HireVue, on the other hand, has focused exclusively on the enterprise with a high touch, expensive product. HireVue has been plagued with controversy due to the company’s decision to use facial analysis methods. On November 6th 2019 the Electronic Privacy Information Center (EPIC) filed a complaint with the FTC that HireVue has committed unfair and deceptive practices. HireVue has obviously argued that EPIC’s complaint is without merit. Shortly before EPIC filed its complaint HireVue received a majority investment from private equity firm The Carlyle Group. For the record, at Vervoe we have taken a strong position against the use of facial analysis in the candidate selection process.
Video is only part of the product
So what should we make of all this?

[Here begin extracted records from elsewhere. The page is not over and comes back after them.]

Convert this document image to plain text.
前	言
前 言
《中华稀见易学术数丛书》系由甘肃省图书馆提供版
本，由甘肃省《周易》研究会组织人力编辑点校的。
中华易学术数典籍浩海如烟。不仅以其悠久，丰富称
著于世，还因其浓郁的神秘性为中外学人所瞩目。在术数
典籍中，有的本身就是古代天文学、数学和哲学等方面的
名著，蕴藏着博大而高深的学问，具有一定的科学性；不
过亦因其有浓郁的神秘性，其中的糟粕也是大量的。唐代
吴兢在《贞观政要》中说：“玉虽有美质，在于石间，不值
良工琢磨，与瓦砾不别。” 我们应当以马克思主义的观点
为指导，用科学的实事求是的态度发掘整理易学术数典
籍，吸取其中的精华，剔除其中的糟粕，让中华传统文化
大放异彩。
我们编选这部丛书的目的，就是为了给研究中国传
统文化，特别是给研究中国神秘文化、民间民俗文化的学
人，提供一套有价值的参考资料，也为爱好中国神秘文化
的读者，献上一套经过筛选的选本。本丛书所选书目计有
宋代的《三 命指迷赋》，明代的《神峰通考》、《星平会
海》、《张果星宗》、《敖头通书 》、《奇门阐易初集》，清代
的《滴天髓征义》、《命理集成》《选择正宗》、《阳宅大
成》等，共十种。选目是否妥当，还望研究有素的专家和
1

The above-mentioned companies haven’t gone bankrupt they’ve been consolidated. Furthermore, applicant tracking systems and psychometric assessment providers are adding video interviewing capabilities to their product suites. Good news for video interview, right?
The demand for one-way interviewing solutions is very real. But asking candidates to record their responses to interview questions using video is a feature, not a hiring solution in and of itself. What’s more, it’s now considered table stakes.
First, as mentioned above, most video interviewing involves taking the offline interview questions and replicates them online. But we already know that traditional, unstructured interviews are not very predictive of job performance. So video interviews largely make an already-flawed hiring process more efficient.
Second, most candidates don’t enjoy recording themselves over and over, least of all engineers. They’re not in Hollywood. It’s intimidating and tiring to record yourself over video and, frankly, it’s unnecessary because most questions can be answered using other formats.
Third, most video interviewing solutions require recruiters or hiring managers to manually review all the responses, an exhausting and time-consuming activity.
Video as a medium is valuable when used in moderation as part of a broader assessment, and when responses can be automatically graded. One great way to use video is to ask candidates to explain their work immediately after completing a job-related task online. Another is to ask them to talk about why they’re excited about the role they’ve applied for. It’s really helpful to see how someone communicates and let the passion come across. The problems start when candidates have to record more than one or two video responses. It gets tiring.
That’s why video is a feature in a broader solution, not the solution itself. It explains why existing assessment vendors are adding video interviewing capabilities and offering them for free or close to free. Modern talent acquisition teams are increasingly demanding candidate evaluation methods that predict performance, reduce employee turnover and save time. Incremental improvements to traditional hiring methods are not enough. Video will continue to play a big role in hiring and adoption will increase. But it won’t be through solutions dedicated to video interviewing. Rather, video will appear as a feature within broader, more predictive and more efficient candidate selection solutions.